One note–this does not add value for the shopper, unless one thinks that having a product available is “adding” value. This does add value for the retailer–shoppers’ perceptions of the store should be enhanced when the [right] products are always available. But a shopper also assumes that this is the case–they notice unavailability, not availability.
The idea of reducing costs associated with back door deliveries is a great one. The idea of aligning DSD drops against peak consumer demand times/days also makes a certain qualified sense. If every DSD vendor pursued the same strategy (and assuming peak times varied between vendors) the result could be an around the clock check-in, processing schedule that could easily get out of hand. But, in general Coca-Cola should be saluted for trying to streamline the process.
As the world of retailing becomes more and more competitive, it is imperative that retailer and supplier look at every function and part of their business to see how to make it more efficient and also to create better customer experiences.
The initiative that Coke is taking with DSD just shows once again how we can now turn information into intelligence and then use that intelligence to run a more cost effective operation, while at the same time saving man hours and better inventory control.
Out-of-stocks continue to be a problem for retailers and manufacturers as far as I can tell. If this process not only cuts costs but also allows for better in-stock rates, then there is real value to all parties: manufacturers sell more, retailers sell more, and consumers can purchase what they came to buy. All steps in this direction make it more difficult for the manufacturers and retailers who continue to have out-of-stock problems.
Good for Coke for stepping up, although I have to confess it never ceases to amaze me how slow progress seems to have come in this area. Unless my dementia has progressed farther than I thought, I recall writing about Dreyer’s/Edy’s having a terrific state-of-the-art DSD system well over 10 years ago.
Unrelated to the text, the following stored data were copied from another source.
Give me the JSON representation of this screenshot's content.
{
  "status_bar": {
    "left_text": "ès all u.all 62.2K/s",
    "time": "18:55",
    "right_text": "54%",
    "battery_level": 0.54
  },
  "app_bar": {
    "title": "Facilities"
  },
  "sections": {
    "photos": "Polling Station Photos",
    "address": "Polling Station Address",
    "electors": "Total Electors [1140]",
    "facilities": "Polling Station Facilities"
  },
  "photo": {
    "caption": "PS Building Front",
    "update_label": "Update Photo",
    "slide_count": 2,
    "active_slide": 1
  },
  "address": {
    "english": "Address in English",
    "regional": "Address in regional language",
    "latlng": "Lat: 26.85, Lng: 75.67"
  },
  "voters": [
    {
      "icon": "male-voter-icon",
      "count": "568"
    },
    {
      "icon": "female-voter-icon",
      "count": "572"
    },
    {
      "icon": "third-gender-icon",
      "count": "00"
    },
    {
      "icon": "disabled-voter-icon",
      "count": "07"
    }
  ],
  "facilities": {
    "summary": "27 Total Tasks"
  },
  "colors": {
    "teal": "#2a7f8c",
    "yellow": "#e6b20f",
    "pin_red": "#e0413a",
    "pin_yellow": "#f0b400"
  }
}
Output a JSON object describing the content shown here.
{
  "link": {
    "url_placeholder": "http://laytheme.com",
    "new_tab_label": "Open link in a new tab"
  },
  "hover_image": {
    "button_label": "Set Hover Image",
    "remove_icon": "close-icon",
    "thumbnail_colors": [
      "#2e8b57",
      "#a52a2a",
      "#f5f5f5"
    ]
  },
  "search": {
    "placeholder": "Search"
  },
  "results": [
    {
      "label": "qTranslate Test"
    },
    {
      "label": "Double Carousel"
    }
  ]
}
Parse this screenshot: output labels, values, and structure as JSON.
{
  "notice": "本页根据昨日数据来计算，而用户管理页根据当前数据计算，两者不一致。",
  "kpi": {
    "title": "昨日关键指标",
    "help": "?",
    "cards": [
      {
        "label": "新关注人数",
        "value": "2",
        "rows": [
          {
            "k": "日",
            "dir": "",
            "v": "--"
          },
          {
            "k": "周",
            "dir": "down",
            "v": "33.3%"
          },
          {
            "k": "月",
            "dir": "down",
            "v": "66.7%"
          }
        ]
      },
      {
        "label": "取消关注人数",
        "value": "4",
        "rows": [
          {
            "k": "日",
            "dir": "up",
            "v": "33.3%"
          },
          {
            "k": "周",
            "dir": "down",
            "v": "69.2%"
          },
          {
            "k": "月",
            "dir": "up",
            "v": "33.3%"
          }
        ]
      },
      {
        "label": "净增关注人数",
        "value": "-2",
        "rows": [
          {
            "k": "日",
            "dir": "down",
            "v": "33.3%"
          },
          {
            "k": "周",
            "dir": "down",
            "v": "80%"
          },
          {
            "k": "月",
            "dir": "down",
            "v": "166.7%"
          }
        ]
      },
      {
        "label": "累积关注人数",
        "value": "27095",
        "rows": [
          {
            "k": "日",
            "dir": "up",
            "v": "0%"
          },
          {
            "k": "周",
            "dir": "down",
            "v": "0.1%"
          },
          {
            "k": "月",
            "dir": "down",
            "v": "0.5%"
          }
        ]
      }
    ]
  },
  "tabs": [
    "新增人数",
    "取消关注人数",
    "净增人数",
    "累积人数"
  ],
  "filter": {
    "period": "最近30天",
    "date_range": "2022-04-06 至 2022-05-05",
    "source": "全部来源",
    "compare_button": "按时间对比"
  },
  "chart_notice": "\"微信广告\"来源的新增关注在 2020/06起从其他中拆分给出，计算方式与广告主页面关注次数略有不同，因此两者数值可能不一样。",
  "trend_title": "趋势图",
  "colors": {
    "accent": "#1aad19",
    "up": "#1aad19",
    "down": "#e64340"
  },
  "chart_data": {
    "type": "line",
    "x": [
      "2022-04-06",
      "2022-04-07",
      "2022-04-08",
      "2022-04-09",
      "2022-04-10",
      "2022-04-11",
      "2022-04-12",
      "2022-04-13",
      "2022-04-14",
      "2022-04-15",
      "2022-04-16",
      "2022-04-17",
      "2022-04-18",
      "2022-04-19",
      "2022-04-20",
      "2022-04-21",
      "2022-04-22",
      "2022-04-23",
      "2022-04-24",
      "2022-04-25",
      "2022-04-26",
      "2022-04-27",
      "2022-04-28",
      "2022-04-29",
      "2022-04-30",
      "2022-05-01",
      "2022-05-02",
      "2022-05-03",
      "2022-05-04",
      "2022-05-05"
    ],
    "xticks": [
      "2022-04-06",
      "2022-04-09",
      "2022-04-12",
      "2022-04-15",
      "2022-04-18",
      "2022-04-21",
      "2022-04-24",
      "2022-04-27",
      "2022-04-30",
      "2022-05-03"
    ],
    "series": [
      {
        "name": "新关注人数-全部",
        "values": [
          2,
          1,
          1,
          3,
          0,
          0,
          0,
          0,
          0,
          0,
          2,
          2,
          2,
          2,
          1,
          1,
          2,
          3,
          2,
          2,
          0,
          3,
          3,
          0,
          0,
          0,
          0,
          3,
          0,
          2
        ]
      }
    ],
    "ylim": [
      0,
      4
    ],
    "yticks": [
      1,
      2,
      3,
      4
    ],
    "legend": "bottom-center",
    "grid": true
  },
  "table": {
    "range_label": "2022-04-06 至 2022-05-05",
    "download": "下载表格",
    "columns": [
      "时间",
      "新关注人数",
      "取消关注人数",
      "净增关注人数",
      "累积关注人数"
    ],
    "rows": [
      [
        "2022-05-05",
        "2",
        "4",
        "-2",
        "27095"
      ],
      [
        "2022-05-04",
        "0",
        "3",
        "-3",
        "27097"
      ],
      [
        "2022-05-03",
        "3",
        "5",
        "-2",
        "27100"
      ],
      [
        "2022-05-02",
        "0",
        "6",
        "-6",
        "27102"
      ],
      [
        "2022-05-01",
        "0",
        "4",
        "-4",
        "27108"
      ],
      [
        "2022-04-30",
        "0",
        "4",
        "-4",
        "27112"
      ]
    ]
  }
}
As I recall (and this is the part you should be suspicious about), individual stores uploaded scan data on how many of each SKU had been sold since the last delivery. This data arrived a few hours before trucks were loaded at some ungodly early hour in the morning, and so each truck, at least theoretically, had just the right product for its route. I always heard the data was clean enough to make this system work really well. Dreyer’s/Edy’s, of course, has never been particularly loquacious with the press, so you don’t hear about this often. Perhaps someone out there may have an update on this.
For most brands, the DSD field forces are treated like unwanted stepchildren. Their technology is often close to nonexistent, and it’s no surprise their productivity increases are also close to nonexistent. The drivers are often reduced to filling shelf space with no computerized analysis, and their time-crunch stress (particularly in urban areas) is awful.
Coke sold off its bottlers years ago because of the low return on investment and low likelihood of any change to that equation.
The back door at most supermarket chains has come a long way over the last 10 years, and the progress is equally attributable to the retailers and the DSD distributors. Shrink wrapped palletized loads with scannable invoices and real-time order-delivery reconciliation have been key to speeding up check-in times. While we have a ways to go, it’s a lot better today.